On July 5th, the Centers for Medicare & Medicaid Services (CMS) issued a final rule implementing provisions of the Affordable Care Act (ACA) including Medicaid and Children’s Health Insurance Program (CHIP) eligibility, benefits, and enrollment rules. While the final rule does not cover all of the topics in theproposed rule issued in February, it does focus on the changes that are most needed to implement the changes made by ACA starting in 2014. Additionally, it addresses key provisions deemed critical to former foster youth and children and youth currently in care.

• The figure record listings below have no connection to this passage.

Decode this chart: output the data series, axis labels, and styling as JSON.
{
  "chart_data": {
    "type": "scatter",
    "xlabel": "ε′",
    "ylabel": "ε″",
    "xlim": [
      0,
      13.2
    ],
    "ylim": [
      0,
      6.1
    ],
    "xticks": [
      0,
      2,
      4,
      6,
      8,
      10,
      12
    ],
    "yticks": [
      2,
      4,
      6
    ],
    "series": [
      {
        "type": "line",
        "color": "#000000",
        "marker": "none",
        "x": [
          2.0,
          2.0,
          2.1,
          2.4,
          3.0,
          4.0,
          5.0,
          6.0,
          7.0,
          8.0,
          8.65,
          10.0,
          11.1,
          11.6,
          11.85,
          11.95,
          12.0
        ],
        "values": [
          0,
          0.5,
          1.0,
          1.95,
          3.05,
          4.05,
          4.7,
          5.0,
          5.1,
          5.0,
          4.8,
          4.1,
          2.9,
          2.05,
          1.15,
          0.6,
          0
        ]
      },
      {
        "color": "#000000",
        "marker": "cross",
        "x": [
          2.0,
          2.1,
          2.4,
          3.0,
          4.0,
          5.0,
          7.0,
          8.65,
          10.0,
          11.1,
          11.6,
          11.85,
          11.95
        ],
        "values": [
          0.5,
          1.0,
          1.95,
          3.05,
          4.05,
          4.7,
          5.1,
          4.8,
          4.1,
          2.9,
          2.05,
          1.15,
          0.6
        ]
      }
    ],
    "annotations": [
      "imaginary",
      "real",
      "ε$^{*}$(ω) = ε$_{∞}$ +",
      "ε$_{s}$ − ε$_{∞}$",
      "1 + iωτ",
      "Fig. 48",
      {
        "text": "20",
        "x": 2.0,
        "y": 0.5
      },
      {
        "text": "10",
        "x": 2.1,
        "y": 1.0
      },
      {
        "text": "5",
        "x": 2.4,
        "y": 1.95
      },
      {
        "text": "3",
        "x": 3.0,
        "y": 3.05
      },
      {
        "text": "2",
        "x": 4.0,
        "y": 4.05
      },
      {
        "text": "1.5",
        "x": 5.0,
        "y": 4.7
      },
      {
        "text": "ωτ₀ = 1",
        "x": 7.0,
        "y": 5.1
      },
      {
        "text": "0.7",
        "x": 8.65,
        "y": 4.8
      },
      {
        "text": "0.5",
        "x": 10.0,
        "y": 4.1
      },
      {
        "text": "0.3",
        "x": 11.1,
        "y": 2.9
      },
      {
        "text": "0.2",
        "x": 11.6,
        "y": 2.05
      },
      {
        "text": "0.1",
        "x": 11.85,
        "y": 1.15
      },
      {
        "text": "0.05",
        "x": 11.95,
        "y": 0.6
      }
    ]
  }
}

The final rule clarifies that former foster children are already a population that is eligible to be determined presumptively eligible (the rule does not extend to current foster youth as they are already Medicaid eligible and don’t need to be determined presumptively eligible). The rule also clarifies that individuals under age 21 will continue to receive Early, Periodic, Screening, Diagnosis, and Treatment (EPSDT) services either through the Alternative Benefit Plan (ABP) or as additional coverage that supplements the ABP. The final rule makes clear that CMS does not have statutory authority to require states to provide EPSDT services beyond age 21, but acknowledges that states have the flexibility to design and offer voluntary enrollment in an ABP targeted to former foster care children that provides a more comprehensive array of health coverage than is provided through the regular state plan.

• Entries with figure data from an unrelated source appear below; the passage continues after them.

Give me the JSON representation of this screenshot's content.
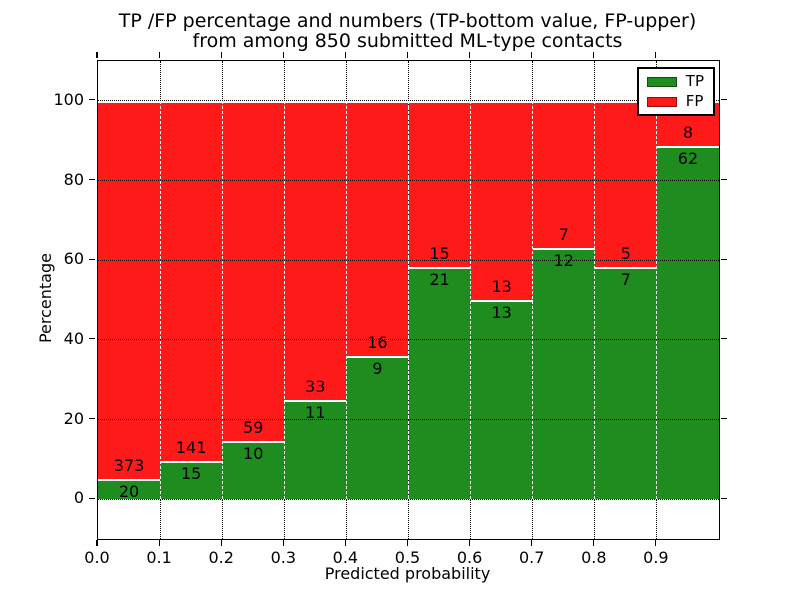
{
  "title": {
    "line1": "TP /FP percentage and numbers (TP-bottom value, FP-upper)",
    "line2": "from among 850 submitted ML-type contacts"
  },
  "chart_data": {
    "type": "bar",
    "stacked": true,
    "title": "TP /FP percentage and numbers (TP-bottom value, FP-upper) from among 850 submitted ML-type contacts",
    "xlabel": "Predicted probability",
    "ylabel": "Percentage",
    "xlim": [
      0.0,
      1.0
    ],
    "ylim": [
      -10,
      110
    ],
    "grid": true,
    "total_contacts": 850,
    "bin_edges": [
      0.0,
      0.1,
      0.2,
      0.3,
      0.4,
      0.5,
      0.6,
      0.7,
      0.8,
      0.9,
      1.0
    ],
    "categories": [
      "0.0-0.1",
      "0.1-0.2",
      "0.2-0.3",
      "0.3-0.4",
      "0.4-0.5",
      "0.5-0.6",
      "0.6-0.7",
      "0.7-0.8",
      "0.8-0.9",
      "0.9-1.0"
    ],
    "x_ticks": [
      "0.0",
      "0.1",
      "0.2",
      "0.3",
      "0.4",
      "0.5",
      "0.6",
      "0.7",
      "0.8",
      "0.9"
    ],
    "y_ticks": [
      "0",
      "20",
      "40",
      "60",
      "80",
      "100"
    ],
    "y_tick_values": [
      0,
      20,
      40,
      60,
      80,
      100
    ],
    "series": [
      {
        "name": "TP",
        "color": "#1e8c1e",
        "counts": [
          20,
          15,
          10,
          11,
          9,
          21,
          13,
          12,
          7,
          62
        ],
        "pct": [
          5.09,
          9.62,
          14.49,
          25.0,
          36.0,
          58.33,
          50.0,
          63.16,
          58.33,
          88.57
        ]
      },
      {
        "name": "FP",
        "color": "#ff1a1a",
        "counts": [
          373,
          141,
          59,
          33,
          16,
          15,
          13,
          7,
          5,
          8
        ],
        "pct": [
          94.91,
          90.38,
          85.51,
          75.0,
          64.0,
          41.67,
          50.0,
          36.84,
          41.67,
          11.43
        ]
      }
    ],
    "legend": {
      "position": "upper right",
      "entries": [
        {
          "label": "TP",
          "color": "#1e8c1e"
        },
        {
          "label": "FP",
          "color": "#ff1a1a"
        }
      ]
    }
  },
  "colors": {
    "tp_green": "#1e8c1e",
    "fp_red": "#ff1a1a",
    "background": "#ffffff",
    "grid": "#000000"
  }
}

Despite recommendations that former foster youth be exempt from premiums and cost sharing, the final rule explains that while there are populations upon which states may not wish to impose cost sharing, there was no clear basis to support a federally-mandated exemption. The rule does state that agencies may not impose premiums or cost sharing on children receiving child welfare services under title IV-B as well as children in foster care and individuals receiving benefits under title IV-E, regardless of age.

One key issue not addressed in this rule that remains of concern to child welfare advocates has to do with state of residency of former foster youth. The ACA requires that in order for an individual to be eligible under this category, the individual would have to have been in foster care under the responsibility of “the state” and be enrolled in Medicaid under “the state plan” or an 1115 demonstration. Under the proposed rule, CMS interprets the requirement as meaning that the individual was in foster care and enrolled in Medicaid in the same state in which coverage under this eligibility group is sought. CMS does propose giving states the option to cover individuals under this group who were in foster care and Medicaid in any state at the age of 18 or at the point of aging out. However the proposed rule does not require states to cover former foster youth who were in care and enrolled in Medicaid in any state at the time the individual reached age 18 (19, 20, or 21), as advocates had hoped.